- Born: 1986 (age 39–40) Galicia
- Education: University of South Wales
- Known for: Photography
- Notable work: Noises
- Website: luaribeira.com/About

= Lua Ribeira =

UK-based Spanish photographer

Lua Ribeira (born 1986) is a Galician photographer, based in Bristol in the UK. She is interested in "using the photographic medium as a means to create encounters that establish relationships and question structural separations between people." She is a Nominee member of Magnum Photos and was joint winner of the Jerwood/Photoworks Award in 2017. Her series Noises is about femininity and British dancehall culture.

== Life and work ==
Ribeira, originally from Galicia Spain, currently lives and works in the UK. She initially studied media and graphic design, earning a degree from the BAU School of Design in Barcelona, before deciding to become a photographer.

In 2016, she graduated from the University of South Wales with a first-class honors BA in Documentary Photography. Since graduating, she has been a guest lecturer at the University of Westminster, University of the West of England, and Complutense University of Madrid.

In 2015, she was awarded the Firecracker Photographic Grant for her project Noises in the Blood (also known as Noises). Produced between 2015 and 2019, it is inspired by Jamaican dancehall culture in the UK. The title is a reference to the book Noises in the Blood: Orality, Gender, and the”Vulgar” Body of Jamaican Popular Culture by author and literary scholar Dr. Carolyn Cooper.

She joined Magnum Photos as a Nominee in 2018.

==Publications==
===Publications by Ribeira===
- Noises in the Blood. London: Fishbar, 2017. Edition of 500 copies.

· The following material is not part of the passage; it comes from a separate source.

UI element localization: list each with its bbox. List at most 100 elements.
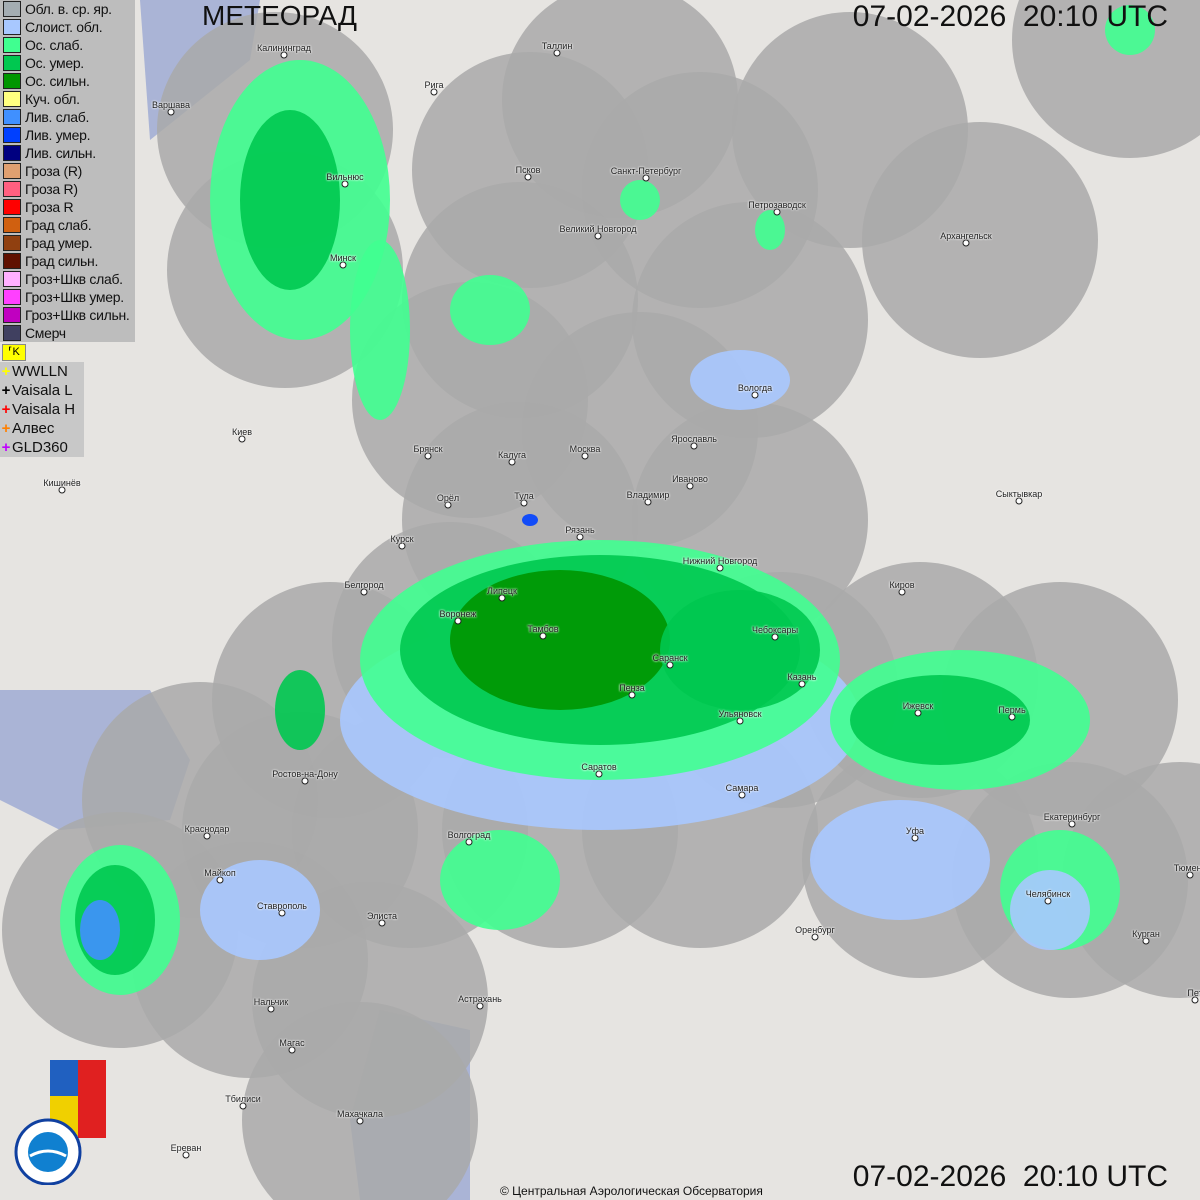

===Publications with contributions by Ribeira===
- Raw View Magazine, “Women looking at Women” curated by Susan Meiselas, 2016.
- Firecrackers: Female Photographers Now. London: Thames & Hudson, 2017. By Fiona Rogers and Max Houghton. ISBN 978-0500544747.

==Awards==
- 2015: Firecracker Photographic Grant for Women in Photography
- 2015: Reginald Salisbury Fund (USW)
- 2017: Magnum Graduate Photographers Award, Magnum Photos
- 2018: Joint winner, Jerwood/Photoworks Awards, with Sam Laughlin and Alejandra Carles-Tolra

==Exhibitions==
===Solo exhibitions===
- Noises in the Blood, Kickplate Gallery, Abertillery, Wales, 2016; Fotoraum Gallery, Art Cologne, Germany, 2016; Fishbar Gallery, London, May 2017; Grain Photography Hub, Argentea Gallery, Birmingham, March–May 2018; Noises, Ffotogallery, Cardiff, Wales, January–February 2019

===Group exhibitions===
- Jerwood/Photoworks Award winners, Jerwood Space, London, January–March 2018; Impressions Gallery, Bradford, April–June 2018. Subida al Cielo (Ascent into Heaven) by Ribeira, Where We Belong by Alejandra Carles-Tolra, and A Certain Movement by Sam Laughlin.
- Close Enough: New Perspectives from 12 Contemporary Women of Magnum, International Center of Photography, September 2022 - January 2023.